Deux peones entrèrent.
—Saisissez cette femme, dit le général d'une voix brève. Qu'on la traîne dans la cour, et qu'elle reçoive immédiatement cent coups de fouet devant tous les peones réunis.
Frédérique le regarda avec mépris, sans daigner lui répondre, et fut se placer entre les deux hommes, atterrés de l'ordre barbare qu'ils recevaient, car cent coups de fouet pour cette femme, ils le savaient, c'était la mort.

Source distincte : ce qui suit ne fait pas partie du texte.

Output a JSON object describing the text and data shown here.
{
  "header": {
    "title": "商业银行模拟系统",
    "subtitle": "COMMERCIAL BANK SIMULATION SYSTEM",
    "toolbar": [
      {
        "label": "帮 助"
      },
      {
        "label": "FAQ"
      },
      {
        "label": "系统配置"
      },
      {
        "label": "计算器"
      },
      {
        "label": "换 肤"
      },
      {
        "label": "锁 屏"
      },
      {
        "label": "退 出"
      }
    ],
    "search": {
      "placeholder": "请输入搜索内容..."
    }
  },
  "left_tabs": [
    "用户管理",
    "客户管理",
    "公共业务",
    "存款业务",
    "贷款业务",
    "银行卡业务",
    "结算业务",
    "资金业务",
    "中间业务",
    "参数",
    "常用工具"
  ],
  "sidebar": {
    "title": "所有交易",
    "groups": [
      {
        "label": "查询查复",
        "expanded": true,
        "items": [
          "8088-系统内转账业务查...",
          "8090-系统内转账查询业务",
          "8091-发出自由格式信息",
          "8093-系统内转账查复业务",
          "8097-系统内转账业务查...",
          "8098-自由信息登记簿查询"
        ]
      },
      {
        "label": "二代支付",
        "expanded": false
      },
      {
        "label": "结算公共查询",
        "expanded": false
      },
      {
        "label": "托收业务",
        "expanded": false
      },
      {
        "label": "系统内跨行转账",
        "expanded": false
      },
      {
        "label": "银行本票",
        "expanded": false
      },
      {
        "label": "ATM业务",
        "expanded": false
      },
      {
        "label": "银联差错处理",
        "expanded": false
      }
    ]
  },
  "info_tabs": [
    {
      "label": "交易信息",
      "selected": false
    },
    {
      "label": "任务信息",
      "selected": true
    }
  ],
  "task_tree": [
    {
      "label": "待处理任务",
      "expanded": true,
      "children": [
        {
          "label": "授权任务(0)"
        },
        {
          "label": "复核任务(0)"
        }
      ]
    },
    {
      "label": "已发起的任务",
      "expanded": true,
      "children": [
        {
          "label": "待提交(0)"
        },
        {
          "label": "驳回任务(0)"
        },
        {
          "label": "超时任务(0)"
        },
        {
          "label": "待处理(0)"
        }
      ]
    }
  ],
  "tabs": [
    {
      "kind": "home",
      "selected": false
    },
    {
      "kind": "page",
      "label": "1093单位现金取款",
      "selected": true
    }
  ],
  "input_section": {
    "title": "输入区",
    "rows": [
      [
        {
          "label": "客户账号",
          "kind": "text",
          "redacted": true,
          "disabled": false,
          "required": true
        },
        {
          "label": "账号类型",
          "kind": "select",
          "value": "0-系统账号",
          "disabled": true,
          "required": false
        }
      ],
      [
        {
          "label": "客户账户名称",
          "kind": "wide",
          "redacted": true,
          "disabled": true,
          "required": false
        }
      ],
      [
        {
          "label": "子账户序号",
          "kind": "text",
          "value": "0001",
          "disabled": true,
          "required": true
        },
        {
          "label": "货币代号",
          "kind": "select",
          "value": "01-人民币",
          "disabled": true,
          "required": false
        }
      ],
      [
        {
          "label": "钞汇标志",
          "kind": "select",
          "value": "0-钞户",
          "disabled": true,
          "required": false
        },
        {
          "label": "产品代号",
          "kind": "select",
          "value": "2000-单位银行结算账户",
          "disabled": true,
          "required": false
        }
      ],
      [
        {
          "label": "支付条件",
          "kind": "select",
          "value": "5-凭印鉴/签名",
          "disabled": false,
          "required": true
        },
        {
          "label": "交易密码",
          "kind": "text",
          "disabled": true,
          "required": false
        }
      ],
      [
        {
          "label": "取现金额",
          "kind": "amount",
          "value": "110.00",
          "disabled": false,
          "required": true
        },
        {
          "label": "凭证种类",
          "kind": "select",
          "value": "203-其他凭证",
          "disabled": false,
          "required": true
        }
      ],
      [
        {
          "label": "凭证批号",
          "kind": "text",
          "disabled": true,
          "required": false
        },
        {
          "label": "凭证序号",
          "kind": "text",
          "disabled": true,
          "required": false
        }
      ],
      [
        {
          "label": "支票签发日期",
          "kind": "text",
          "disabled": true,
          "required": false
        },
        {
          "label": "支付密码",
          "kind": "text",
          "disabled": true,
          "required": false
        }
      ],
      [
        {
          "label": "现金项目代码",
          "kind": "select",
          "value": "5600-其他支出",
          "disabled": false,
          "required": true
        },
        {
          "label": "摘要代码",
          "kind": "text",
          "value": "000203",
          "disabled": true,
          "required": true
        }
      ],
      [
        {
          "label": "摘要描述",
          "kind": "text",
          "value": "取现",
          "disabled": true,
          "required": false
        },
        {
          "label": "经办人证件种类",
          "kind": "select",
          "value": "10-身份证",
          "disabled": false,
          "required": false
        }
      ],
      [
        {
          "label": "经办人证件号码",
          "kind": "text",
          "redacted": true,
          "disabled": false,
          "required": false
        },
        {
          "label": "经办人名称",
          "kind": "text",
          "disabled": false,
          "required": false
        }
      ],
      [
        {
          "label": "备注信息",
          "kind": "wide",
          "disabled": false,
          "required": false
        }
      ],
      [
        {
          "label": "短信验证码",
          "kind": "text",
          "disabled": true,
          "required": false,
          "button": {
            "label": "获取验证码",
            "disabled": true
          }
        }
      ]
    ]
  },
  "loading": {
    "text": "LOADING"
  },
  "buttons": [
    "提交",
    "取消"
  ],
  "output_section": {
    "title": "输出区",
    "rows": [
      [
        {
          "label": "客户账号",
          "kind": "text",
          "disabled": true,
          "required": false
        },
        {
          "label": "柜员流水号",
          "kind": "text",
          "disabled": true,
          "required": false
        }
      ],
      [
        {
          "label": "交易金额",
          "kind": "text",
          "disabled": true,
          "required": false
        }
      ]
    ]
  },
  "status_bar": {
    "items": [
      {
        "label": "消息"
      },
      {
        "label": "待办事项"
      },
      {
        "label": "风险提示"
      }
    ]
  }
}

Sur un signe du général, la jeune fille fut conduite dans une cour; et là, sans pitié, sans respect pour sa pudeur de femme pure et chaste, on la dépouilla brutalement de ses vêtements, de la ceinture en haut, et on l'attacha par les poignets à un poteau, les seins et les épaules nus et livrés aux regards de tous.
Il y avait quelque chose d'étrangement sinistre dans le spectacle que présentait, aux reflets rougeâtres des torches, cette délicieuse créature, garrottée comme une criminelle devant une vingtaine de sauvages peones aux faces stupides, qui, pour flatter bassement leur maître, abreuvaient l'innocente jeune fille de dégoûtants quolibets.
Près d'elle, muet et impassible, le regard fixé sur le général, se tenait un Indien à la carrure athlétique, aux bras nerveux, qui, armé d'un long fouet à lanières de cuir garnies de pointes d'acier, attendait l'ordre de commencer le supplice.
Le général, le visage pâle, les sourcils froncés, regardait d'un œil lubrique ce corps charmant près d'être déchiré par les coups.
—Pour la dernière fois, Frédérique, dit-il d'une voix creuse, veux-tu m'épouser?